Sure, SharePoint 2013 is almost here (and already here for some of you), but lots of companies are just now getting up to speed with SharePoint 2010 – and getting their first exposure to the Term Store Management Tool, the tool for creating and managing taxonomies within SharePoint.
This is the first of two posts addressing common, and important, questions concerning the development and implementation of a taxonomy in SharePoint (and yes, many of these will apply to SP 2013 as well).
Q: What value does a taxonomy bring to a SharePoint 2010 implementation?
A: It allows for better management of information and provides users an easier and more efficient way to find information in one or more Site Collections.
Q: Is the SharePoint 2010 Term Store Management tool open to every user?
A: No, access to the Term Store is set up by a SharePoint administrator and should be limited to those people who will be working on the taxonomies.
Q: Who should lead a taxonomy project within a company?
A: Most taxonomy projects can be led by someone like an information manager or corporate librarian, in conjunction with a representative from the IT department.
Q: Is performing a content audit a good idea before starting to build a new taxonomy?
A: It can be, especially if it reveals types of content or key phrases in how users have organized content in a file plan or folder structure. This can provide keywords and phrases that can be built into the taxonomies.

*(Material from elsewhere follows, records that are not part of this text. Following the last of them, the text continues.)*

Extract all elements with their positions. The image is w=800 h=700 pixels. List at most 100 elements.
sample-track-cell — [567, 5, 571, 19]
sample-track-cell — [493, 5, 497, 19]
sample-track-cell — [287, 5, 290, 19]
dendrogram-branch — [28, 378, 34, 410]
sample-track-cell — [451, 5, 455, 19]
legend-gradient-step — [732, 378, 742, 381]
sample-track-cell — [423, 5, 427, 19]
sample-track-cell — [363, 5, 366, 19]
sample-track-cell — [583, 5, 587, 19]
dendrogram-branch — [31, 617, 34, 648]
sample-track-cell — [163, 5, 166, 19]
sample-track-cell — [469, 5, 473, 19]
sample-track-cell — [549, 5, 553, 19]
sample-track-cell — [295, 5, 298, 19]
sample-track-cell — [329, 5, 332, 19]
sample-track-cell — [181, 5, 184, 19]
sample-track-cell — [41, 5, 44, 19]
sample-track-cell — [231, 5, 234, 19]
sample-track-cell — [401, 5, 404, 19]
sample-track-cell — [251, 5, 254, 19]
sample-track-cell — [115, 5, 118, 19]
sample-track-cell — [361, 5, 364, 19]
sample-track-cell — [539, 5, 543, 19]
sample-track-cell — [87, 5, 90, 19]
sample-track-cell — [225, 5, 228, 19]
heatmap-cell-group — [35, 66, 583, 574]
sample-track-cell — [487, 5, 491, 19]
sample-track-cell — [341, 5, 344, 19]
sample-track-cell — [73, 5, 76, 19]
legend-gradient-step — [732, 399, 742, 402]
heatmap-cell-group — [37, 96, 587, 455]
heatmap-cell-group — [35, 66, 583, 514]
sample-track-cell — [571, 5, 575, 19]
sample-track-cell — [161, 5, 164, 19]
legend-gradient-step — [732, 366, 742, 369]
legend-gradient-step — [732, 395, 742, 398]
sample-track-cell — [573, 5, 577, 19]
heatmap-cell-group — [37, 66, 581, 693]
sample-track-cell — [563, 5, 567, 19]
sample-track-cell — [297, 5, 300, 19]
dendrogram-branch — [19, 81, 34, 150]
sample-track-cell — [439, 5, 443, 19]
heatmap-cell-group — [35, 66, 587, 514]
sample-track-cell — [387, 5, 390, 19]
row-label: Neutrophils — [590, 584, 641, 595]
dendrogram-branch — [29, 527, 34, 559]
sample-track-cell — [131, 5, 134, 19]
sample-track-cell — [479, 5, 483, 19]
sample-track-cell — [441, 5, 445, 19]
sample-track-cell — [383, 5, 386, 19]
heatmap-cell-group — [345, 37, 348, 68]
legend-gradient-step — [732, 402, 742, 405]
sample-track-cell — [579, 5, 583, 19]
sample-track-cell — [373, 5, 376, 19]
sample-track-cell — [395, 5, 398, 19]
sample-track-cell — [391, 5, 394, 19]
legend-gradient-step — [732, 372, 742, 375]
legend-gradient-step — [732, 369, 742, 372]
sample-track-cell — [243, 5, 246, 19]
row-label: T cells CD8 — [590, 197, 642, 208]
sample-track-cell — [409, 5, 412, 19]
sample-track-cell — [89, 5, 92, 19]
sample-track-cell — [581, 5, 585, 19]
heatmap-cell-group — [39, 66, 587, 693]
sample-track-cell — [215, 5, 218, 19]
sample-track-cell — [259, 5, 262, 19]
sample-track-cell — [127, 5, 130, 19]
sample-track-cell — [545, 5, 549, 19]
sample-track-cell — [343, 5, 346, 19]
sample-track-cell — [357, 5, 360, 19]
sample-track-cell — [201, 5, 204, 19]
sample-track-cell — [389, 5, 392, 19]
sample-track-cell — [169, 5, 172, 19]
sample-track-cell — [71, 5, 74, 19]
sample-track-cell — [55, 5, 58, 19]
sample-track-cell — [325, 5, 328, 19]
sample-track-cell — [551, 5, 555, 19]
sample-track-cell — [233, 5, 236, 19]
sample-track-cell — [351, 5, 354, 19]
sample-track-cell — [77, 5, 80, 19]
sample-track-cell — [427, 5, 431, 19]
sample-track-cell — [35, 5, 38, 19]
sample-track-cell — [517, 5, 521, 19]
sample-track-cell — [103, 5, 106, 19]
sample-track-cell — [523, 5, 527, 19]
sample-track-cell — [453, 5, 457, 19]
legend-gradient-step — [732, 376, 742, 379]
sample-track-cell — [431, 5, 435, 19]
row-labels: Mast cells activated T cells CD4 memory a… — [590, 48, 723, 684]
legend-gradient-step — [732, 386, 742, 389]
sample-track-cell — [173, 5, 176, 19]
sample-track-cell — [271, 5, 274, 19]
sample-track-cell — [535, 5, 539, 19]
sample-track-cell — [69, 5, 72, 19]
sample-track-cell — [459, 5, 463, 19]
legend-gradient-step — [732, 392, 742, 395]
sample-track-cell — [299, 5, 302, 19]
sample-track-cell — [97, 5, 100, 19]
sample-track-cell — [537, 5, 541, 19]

Q: What value does creating a taxonomy roadmap provide?
A: It gives stakeholders and project sponsors the ability to understand the value and timeline of implementing taxonomies in SharePoint 2010, and it can be used to promote taxonomy capabilities to users.
Q: What are two main reasons for creating and implementing taxonomies in SharePoint 2010?
A: Tagging content items with terms from the Term Store can make them easier to find in search, and Content Types can use terms from the Term Store to make them more relevant for creating new content.
Q: Is it a good idea to use existing taxonomies from industry standards organizations or third-party vendors?
A: This depends on the industry, but in many cases the cost of acquiring an existing taxonomy from an industry group or a vendor can save a lot of time doing the research and creating the initial taxonomy from scratch.